The eleventh-century rock-hewn hermitage at Goa Gajah lies within a couple of kilometre near Ubud. Besides the cave itself, there’s a traditional bathing pool, whose elegant sunken contours dominate the courtyard at the site. The cave has a massive carved face entrance. The huge gaping mouth of cave, framed by the upper jaw of a monstrous rock-carved head, is thought to represent either the Earth god Bhoma, or the witch Rangda, or it is a hybrid of the two. The cave itself is small and airless and contains niches in which are placed some Hindu and Buddhist statues. The cave also contains shivlings and a Ganesha statue as well.

Another place of interest around Ubud is Pura Puseh, a magnificent temple in the village of Batuan.

Batuan’s recorded history goes back 1,000 years. In the 17th century its royal family controlled most of Bali. The decline of its power is attributed to a priest’s curse.

The temple’s has many shrines and ornate carvings, a proof of Bali’s famous building arts. The temple also has elaborate gold-painted woodwork.

Batuan is dominated by art galleries. Huge emporia line the main road while there are many smaller studios in houses of the village.

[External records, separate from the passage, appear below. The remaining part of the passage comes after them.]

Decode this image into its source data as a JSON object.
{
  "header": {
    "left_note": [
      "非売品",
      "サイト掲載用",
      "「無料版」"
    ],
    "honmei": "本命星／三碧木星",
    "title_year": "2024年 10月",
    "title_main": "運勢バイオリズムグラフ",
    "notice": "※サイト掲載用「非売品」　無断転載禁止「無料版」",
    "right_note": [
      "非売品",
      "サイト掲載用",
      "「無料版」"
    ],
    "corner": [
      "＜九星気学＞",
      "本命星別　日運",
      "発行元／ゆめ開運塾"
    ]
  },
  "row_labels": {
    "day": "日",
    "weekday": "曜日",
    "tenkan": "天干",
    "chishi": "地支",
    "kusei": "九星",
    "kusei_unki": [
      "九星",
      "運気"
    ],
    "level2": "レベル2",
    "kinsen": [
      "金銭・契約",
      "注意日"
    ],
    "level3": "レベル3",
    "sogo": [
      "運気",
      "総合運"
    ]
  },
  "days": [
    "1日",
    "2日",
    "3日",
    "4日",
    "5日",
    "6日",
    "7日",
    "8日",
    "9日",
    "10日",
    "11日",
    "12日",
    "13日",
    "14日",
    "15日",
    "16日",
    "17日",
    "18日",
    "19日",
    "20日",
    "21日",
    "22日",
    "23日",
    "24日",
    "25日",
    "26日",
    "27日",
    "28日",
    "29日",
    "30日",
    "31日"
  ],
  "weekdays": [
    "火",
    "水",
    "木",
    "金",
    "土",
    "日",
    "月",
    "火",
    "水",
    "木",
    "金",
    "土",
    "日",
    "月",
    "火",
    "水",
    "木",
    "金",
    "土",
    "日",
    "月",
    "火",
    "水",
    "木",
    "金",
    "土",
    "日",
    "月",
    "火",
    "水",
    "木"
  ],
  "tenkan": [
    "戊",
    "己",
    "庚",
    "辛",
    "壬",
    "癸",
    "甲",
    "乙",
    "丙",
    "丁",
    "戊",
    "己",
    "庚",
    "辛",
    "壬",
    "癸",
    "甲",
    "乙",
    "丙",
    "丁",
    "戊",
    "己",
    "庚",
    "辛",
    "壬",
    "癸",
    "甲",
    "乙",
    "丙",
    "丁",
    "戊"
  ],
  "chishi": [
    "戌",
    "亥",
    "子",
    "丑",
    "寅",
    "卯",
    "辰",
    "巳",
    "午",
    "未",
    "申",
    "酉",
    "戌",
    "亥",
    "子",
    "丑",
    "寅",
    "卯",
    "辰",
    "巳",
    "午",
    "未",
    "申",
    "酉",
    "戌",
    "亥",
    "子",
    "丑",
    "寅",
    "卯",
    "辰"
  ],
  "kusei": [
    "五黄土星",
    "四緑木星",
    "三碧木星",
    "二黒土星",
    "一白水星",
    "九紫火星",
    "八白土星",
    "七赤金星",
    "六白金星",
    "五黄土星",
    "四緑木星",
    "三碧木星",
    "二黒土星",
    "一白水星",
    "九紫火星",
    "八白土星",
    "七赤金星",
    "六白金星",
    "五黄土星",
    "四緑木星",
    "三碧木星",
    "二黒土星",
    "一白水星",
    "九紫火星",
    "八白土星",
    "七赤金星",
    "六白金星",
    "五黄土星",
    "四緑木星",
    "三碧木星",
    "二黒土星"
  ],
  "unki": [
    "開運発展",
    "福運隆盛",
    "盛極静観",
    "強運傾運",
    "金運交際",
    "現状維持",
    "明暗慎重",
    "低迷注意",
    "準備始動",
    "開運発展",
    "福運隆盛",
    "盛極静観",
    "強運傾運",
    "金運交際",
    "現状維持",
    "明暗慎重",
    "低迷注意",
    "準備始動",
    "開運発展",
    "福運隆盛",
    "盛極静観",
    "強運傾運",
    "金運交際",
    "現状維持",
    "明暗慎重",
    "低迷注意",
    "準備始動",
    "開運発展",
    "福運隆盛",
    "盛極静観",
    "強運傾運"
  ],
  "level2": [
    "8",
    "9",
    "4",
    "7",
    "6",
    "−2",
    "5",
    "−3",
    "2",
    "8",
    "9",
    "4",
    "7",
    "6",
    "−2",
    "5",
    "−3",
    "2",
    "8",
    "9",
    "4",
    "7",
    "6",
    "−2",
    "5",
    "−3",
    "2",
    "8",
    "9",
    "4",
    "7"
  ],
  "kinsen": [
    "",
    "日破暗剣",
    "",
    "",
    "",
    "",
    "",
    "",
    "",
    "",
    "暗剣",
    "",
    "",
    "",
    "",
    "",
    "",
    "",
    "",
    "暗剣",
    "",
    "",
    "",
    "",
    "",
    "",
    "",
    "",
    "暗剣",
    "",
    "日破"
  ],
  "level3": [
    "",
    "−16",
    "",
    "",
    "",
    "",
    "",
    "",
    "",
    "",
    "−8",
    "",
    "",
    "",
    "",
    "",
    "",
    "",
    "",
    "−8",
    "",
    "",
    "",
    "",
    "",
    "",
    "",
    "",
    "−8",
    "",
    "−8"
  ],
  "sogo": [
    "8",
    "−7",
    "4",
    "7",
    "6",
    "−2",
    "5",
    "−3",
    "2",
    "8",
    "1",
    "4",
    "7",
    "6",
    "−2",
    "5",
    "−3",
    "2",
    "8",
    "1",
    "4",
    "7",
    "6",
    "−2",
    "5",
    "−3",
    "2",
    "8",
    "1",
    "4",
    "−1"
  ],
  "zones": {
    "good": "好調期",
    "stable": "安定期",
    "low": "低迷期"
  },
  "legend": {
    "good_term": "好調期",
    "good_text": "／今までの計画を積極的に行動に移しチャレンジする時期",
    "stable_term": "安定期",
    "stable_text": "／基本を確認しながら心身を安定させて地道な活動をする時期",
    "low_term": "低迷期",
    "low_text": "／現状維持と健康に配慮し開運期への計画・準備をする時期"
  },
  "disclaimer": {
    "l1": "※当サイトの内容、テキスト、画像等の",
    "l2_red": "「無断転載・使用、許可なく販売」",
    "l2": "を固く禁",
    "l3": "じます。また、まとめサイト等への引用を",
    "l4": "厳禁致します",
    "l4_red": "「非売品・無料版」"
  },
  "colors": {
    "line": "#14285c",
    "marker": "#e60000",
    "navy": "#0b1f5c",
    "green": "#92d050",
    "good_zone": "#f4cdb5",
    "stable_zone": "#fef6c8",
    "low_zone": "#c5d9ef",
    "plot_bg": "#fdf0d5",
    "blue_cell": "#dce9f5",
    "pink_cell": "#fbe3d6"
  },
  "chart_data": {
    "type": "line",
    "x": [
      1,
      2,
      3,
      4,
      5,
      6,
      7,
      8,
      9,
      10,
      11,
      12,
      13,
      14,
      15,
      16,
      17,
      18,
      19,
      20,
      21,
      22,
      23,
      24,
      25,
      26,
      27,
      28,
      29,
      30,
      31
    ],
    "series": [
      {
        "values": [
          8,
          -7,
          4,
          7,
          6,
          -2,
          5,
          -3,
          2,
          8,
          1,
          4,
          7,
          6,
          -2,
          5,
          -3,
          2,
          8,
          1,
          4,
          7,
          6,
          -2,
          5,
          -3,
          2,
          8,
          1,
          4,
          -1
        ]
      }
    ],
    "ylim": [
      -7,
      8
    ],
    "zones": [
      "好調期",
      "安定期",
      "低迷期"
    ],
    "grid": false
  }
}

For those with an adventurous spirit there is river rafting on the Ayung River. Most tour operators provide return hotel transfers and the costs range between $ 40 and $ 45. This usually includes lunch, equipment and the services of an experienced guide.

A visit to Ubud is incomplete if one doesn’t visit its spas. Some of these offer massages, facials and body scrubs in thatched huts and cool suites that are screened by white curtains in natural surroundings of rice fields. These highly affordable sanctuaries enhance the feel-good factor and will make you want to come back to Bali again and again.